Os franceses traduziram o termo por "éternel retour" - ao pé da letra, o nosso "eterno retorno", embora não custe lembrar que "tour", em francês, é frequentemente utilizado como substantivo, o que já não acontece em português: dizemos "o retorno", mas jamais usamos "o torno" (talvez a variante "o turno", só que apenas em situações específicas, como a política ou e o futebol), mas sim "a volta" (ainda que usemos a locução "em volta" com praticamente a mesma conotação que "em torno"). O verbo "voltar", por sua vez, é equivalente a "retornar", mas também a "tornar" - "eu voltei/tornei a escrever este post", embora nos casos que faça referência a espacialidade temos coincidência entre voltar e retornar: "eu voltei/retornei ao meu quarto para escrever isto".
Curiosamente, o verbo "revoltar" possui uma conotação assombrosamente mais virtuosa: sublevar-se, indignar-se, confrontar (como minoria) a ordem - descolado, a um primeiro olhar, da ação que ele repete (o inocente ato de voltar/(re)tornar) pela evidente superioridade de potência entre ele e o primeiro; há uma distância enorme entre "eu (me) volto" e "eu (me) revolto", um dos mistérios, na forma de incongruência, da língua, que precisamos aceitar para saber como trabalhar estrategicamente com ela - afinal, a língua é aquilo que se faz dela no uso corrente, não o que determinada regra lógica diz que é, do contrário, na melhor das hipóteses, falaríamos ainda latim.

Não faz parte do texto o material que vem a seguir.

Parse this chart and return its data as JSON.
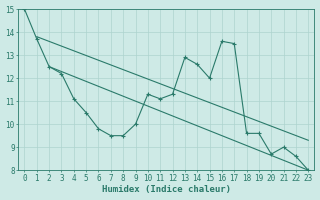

Se o Eterno Retorno está longe de qualquer contemplação, inserindo-se no mundo dos devires, dos cortes e do tudo muda de Heráclito, ele mantém distancia maior ainda do mesmo, do igual ou do idêntico - como coloca Deleuze em seu Diferença e Repetição - na medida em que consiste em mais do que um mero retorno - como o entendemos usualmente -, mas sim em uma revolta - no sentido em que a enunciamos usualmente: só retorna "o que é extremo, excessivo, o que passa no outro e se torna idêntico" [Diferença e Repetição, p.49], uma identidade que surge a partir da diferença (e não o contrário) na qual o "re" diz respeito ao novamente e não à cópia: como a rima, na qual o que volta não é a mesma palavra do verso anterior, mas aquilo que lhe há de mais abundante e excessivo, isto é, a sílaba tônica.
Eterno Retorno como Eterna Revolta, como poesia da vida na vida: (re)volta do que há de intenso, excessivo e abundante de modo iconoclasta e cruel, tal e qual as massas que se levantam no "passado, presente e futuro" frente à opressão (não em termos maniqueístas, mas como relação de retroalimentação entre opressor-oprimido, seu esquema próprio de representação masoquista), re-existindo no campo de batalha, daquilo que rouba sua existência pelo exaurimento de sua potência.
Se os descaminhos da História e a palidez intelectual dos legatários de Marx e Nietzsche os distanciaram, quando um pouco de ponderação e prudência poderia ter levado a um movimento inverso (e muito mais produtivo), vemos que a revolução - sobretudo a permanente, que Trotsky apreendeu bem de Marx, embora tenha feito, a exemplo dos marxistas em geral, uma análise indigente do legado nietzscheano - e o eterno retorno referem-se a um nexo de relações próximo, senão coincidente, o que torna-se, inclusive, cada vez mais claro quando o momento histórico em que nos encontramos expõe a fratura da dívida (infinita) como questão emergente (e emergencial) da economia - como expõe perfeitamente Maurizio Lazzarato.